French Prime Minister Ayrault told of opposition to CETA on eve of official visit to Canada

Stuart Trew
8 years ago
The Trade Justice Network and Réseau québécois sur l'intégration continentale (RQIC) sent a letter this week to French Prime Minister Jean-Marc Ayrault, urging the French government to insist "that the EU and Canada cease negotiating investor rights and an investor-state dispute settlement process into the CETA." Ayrault travels to Canada today for his first official visit as Prime Minister. He will meet Prime Minister Harper, Quebec Premier Marois and Ontario Premier Wynne. According to a Canadian government press release, "The visit will provide an opportunity for both leaders to discuss matters of shared interest, including the global economy, trade and investment, progress towards a Comprehensive Economic and Trade Agreement with the European Union, and international matters such as the situation in Mali." The TJN and RQIC letter to Mr. Ayrault pointed out that in 1998, French and Canadian opposition put an end to a proposed Multilateral Investment Agreement (MAI), which would have extended NAFTA-like investment rules and an investor-state dispute settlement process to the entire OECD region.
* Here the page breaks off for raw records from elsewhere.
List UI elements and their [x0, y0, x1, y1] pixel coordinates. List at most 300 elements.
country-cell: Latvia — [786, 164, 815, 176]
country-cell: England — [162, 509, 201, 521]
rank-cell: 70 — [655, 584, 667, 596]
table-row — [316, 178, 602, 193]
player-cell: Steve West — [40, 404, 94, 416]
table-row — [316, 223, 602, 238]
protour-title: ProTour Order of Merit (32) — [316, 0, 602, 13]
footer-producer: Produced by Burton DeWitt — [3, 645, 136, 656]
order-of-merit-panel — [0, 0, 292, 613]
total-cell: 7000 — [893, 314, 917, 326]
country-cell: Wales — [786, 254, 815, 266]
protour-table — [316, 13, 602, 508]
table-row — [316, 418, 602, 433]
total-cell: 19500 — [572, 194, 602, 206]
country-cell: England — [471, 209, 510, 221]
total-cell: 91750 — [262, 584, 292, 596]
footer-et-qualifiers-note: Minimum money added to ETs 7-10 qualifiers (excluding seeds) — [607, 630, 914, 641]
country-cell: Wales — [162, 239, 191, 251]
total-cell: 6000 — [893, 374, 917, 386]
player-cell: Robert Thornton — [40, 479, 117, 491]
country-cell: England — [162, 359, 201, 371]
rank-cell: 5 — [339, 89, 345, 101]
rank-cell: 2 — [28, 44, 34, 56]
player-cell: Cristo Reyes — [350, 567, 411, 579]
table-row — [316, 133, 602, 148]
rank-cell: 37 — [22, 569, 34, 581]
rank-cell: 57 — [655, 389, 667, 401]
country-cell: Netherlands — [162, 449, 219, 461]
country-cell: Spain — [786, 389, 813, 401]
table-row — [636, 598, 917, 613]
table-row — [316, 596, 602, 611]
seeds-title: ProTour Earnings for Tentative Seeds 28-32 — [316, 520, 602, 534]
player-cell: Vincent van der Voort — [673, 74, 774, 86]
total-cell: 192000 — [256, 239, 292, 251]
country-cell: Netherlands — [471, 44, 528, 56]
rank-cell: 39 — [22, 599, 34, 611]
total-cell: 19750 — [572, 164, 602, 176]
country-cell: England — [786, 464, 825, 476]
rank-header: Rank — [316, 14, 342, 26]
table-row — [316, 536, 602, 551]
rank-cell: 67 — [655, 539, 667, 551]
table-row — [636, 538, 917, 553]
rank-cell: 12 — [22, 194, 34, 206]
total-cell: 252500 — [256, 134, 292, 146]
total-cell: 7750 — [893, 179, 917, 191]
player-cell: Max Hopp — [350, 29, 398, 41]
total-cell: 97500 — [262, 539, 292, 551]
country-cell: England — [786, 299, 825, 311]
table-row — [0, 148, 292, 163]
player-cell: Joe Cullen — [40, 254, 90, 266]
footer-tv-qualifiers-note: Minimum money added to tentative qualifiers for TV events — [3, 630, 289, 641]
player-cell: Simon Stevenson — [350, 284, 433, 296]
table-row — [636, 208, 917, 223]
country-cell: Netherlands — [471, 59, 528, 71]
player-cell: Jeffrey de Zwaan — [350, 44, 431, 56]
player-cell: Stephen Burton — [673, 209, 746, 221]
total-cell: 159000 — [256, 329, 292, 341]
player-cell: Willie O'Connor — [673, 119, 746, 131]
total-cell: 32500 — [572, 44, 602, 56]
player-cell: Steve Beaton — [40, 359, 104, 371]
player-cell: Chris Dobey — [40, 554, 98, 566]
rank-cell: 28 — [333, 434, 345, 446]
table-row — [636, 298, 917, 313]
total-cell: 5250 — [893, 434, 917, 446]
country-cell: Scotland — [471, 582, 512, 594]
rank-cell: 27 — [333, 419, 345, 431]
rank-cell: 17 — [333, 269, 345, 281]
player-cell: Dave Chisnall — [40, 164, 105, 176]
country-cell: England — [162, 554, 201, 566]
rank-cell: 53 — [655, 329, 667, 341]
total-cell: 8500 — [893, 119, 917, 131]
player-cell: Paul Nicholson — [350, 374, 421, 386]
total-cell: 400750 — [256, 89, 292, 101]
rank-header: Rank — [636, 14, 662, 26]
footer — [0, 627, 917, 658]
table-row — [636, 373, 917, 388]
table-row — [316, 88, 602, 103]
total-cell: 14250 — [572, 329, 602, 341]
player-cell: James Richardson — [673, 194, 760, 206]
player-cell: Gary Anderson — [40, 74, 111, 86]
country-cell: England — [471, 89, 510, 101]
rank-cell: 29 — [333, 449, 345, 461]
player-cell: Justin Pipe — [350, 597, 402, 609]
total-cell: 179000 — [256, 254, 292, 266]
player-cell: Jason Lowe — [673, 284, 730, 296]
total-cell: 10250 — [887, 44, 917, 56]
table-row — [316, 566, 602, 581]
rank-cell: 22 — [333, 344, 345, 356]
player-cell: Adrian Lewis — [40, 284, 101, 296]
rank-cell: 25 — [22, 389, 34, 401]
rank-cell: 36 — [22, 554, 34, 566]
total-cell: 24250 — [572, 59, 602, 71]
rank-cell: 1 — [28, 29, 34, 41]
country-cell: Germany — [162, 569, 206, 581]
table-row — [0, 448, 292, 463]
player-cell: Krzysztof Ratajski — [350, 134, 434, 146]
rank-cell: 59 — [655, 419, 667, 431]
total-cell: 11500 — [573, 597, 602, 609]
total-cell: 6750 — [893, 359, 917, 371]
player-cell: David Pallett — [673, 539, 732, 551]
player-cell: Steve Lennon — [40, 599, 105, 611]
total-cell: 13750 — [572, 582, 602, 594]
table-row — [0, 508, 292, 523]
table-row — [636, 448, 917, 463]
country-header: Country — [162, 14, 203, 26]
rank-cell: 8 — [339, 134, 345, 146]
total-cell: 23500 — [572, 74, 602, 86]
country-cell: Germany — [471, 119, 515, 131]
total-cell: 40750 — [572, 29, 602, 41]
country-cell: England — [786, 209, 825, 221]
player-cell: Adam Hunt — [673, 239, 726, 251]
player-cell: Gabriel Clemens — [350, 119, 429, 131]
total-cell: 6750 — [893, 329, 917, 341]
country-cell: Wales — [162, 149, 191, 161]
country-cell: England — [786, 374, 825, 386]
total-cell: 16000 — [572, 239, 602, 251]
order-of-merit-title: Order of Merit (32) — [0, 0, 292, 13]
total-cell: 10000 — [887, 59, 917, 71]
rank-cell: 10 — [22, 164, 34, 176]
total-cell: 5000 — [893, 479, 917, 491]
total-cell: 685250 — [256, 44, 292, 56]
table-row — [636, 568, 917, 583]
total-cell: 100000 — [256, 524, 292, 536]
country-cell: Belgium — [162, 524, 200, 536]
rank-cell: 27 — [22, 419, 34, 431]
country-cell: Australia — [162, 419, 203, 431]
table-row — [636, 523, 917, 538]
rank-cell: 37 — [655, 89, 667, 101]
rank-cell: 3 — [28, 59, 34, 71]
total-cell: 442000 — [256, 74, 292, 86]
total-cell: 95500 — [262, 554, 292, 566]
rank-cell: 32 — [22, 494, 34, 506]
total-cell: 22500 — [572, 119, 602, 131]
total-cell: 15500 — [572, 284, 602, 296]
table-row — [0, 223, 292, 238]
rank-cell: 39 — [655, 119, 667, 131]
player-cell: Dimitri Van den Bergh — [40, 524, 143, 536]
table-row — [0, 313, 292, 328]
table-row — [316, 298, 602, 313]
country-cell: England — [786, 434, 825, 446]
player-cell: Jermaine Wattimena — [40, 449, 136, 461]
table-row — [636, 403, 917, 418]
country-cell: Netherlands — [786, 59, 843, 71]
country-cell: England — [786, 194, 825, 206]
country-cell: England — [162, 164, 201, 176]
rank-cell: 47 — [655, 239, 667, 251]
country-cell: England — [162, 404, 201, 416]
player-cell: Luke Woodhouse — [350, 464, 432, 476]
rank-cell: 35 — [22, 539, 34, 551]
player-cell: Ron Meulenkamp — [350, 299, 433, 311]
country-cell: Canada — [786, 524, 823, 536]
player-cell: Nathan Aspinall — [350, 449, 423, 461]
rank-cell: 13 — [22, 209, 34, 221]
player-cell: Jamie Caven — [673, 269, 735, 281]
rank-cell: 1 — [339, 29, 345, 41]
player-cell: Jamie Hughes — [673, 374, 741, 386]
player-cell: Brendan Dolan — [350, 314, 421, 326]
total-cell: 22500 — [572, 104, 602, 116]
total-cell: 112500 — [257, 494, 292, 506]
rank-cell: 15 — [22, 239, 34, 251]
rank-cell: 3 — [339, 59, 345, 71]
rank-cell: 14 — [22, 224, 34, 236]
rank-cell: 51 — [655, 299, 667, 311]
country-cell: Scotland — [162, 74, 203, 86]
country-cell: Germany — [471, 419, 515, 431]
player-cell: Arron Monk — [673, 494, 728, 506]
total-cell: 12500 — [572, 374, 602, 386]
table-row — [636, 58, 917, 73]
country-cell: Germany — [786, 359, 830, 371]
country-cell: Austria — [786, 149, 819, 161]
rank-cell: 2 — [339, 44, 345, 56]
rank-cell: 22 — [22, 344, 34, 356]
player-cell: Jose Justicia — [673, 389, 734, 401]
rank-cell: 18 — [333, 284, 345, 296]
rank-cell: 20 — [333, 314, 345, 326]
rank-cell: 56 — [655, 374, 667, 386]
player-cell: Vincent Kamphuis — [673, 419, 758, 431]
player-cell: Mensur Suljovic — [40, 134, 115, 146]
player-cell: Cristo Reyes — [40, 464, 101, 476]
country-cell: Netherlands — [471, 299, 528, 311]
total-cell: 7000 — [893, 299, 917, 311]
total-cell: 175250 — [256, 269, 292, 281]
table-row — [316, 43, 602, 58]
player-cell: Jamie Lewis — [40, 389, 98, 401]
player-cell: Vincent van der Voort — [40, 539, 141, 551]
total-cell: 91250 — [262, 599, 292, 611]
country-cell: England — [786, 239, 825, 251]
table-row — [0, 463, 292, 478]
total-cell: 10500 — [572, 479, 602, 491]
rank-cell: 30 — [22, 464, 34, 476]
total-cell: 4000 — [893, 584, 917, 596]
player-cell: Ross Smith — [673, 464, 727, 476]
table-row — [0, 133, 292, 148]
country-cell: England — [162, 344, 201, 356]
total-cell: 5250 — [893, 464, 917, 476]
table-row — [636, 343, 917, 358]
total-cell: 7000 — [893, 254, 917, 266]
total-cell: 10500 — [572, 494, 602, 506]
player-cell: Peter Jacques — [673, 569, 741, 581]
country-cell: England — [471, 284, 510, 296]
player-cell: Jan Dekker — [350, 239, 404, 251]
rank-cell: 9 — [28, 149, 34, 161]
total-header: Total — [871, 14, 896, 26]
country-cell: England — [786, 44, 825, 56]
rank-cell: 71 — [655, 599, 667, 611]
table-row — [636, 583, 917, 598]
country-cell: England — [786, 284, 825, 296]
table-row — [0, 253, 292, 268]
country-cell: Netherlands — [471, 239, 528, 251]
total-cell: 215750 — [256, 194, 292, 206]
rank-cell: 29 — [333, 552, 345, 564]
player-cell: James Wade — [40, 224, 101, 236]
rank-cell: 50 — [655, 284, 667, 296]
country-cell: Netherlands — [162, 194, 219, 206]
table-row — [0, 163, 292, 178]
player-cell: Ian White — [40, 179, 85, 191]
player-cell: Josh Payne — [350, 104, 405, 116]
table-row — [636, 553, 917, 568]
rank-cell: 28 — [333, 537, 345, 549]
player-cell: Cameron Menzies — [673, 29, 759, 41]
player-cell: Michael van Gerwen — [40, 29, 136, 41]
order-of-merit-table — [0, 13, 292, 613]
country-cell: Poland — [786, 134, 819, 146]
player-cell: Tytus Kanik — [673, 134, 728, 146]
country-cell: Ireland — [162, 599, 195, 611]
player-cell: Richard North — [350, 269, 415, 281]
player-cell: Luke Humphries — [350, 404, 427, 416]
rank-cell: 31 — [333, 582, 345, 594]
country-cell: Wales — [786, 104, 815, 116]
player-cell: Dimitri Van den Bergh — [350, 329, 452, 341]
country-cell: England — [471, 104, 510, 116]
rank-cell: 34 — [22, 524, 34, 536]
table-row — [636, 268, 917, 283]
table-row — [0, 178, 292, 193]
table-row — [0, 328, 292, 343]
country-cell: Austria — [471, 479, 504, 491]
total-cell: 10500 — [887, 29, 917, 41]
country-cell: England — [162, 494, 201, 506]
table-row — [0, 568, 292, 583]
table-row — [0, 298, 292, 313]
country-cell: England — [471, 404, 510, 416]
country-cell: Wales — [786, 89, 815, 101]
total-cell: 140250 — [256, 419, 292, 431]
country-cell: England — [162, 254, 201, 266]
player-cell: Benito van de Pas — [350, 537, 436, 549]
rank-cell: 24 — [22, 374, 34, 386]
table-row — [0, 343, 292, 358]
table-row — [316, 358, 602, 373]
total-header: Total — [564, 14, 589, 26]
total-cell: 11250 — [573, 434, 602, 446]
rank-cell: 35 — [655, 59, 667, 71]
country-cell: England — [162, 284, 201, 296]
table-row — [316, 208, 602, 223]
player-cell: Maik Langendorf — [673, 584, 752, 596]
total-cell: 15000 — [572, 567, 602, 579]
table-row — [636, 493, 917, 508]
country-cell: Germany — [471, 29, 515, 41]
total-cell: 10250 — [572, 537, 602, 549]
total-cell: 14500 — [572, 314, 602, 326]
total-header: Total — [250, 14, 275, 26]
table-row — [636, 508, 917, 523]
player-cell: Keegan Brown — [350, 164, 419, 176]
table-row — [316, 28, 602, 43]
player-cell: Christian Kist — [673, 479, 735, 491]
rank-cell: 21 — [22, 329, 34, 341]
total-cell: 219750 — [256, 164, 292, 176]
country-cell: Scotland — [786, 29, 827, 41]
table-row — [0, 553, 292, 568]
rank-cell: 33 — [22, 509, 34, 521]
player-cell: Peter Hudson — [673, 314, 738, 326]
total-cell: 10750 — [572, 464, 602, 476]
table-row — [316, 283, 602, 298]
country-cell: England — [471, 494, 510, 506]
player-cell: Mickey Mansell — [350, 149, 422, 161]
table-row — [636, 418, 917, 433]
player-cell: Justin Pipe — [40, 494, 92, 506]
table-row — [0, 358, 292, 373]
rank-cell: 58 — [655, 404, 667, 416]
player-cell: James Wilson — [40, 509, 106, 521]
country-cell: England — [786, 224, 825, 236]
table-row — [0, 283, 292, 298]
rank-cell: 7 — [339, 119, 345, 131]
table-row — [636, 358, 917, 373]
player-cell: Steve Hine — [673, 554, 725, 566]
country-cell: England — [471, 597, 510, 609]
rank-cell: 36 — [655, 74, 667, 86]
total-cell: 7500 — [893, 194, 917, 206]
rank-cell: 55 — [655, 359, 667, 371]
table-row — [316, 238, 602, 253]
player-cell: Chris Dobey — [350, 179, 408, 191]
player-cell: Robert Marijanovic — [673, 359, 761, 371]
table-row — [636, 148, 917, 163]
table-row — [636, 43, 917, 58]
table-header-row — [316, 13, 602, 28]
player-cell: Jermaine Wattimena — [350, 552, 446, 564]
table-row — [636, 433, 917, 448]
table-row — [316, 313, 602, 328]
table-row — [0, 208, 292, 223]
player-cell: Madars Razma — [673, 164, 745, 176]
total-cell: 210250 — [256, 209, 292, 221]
In 2011, the European Parliament expressed its preference to include only a state-to-state dispute process in CETA and a Sustainability Impact Assessment of the deal recommended against investor-state arbitration. "We will vigorously oppose any transatlantic agreement that compromises our democracies, human and Indigenous rights, and our right to protect our health and the planet," says a February 5 transatlantic statement, endorsed by more than 70 organizations, which was included in the letter to the French Prime Minister. "We urge the EU and Canadian governments to follow the lead of the Australian government by stopping the practice of including investor-state dispute settlement in their trade and investment agreements, and to open the door to a broad re-writing of trade and investment policy to balance out corporate interests against the greater public interest."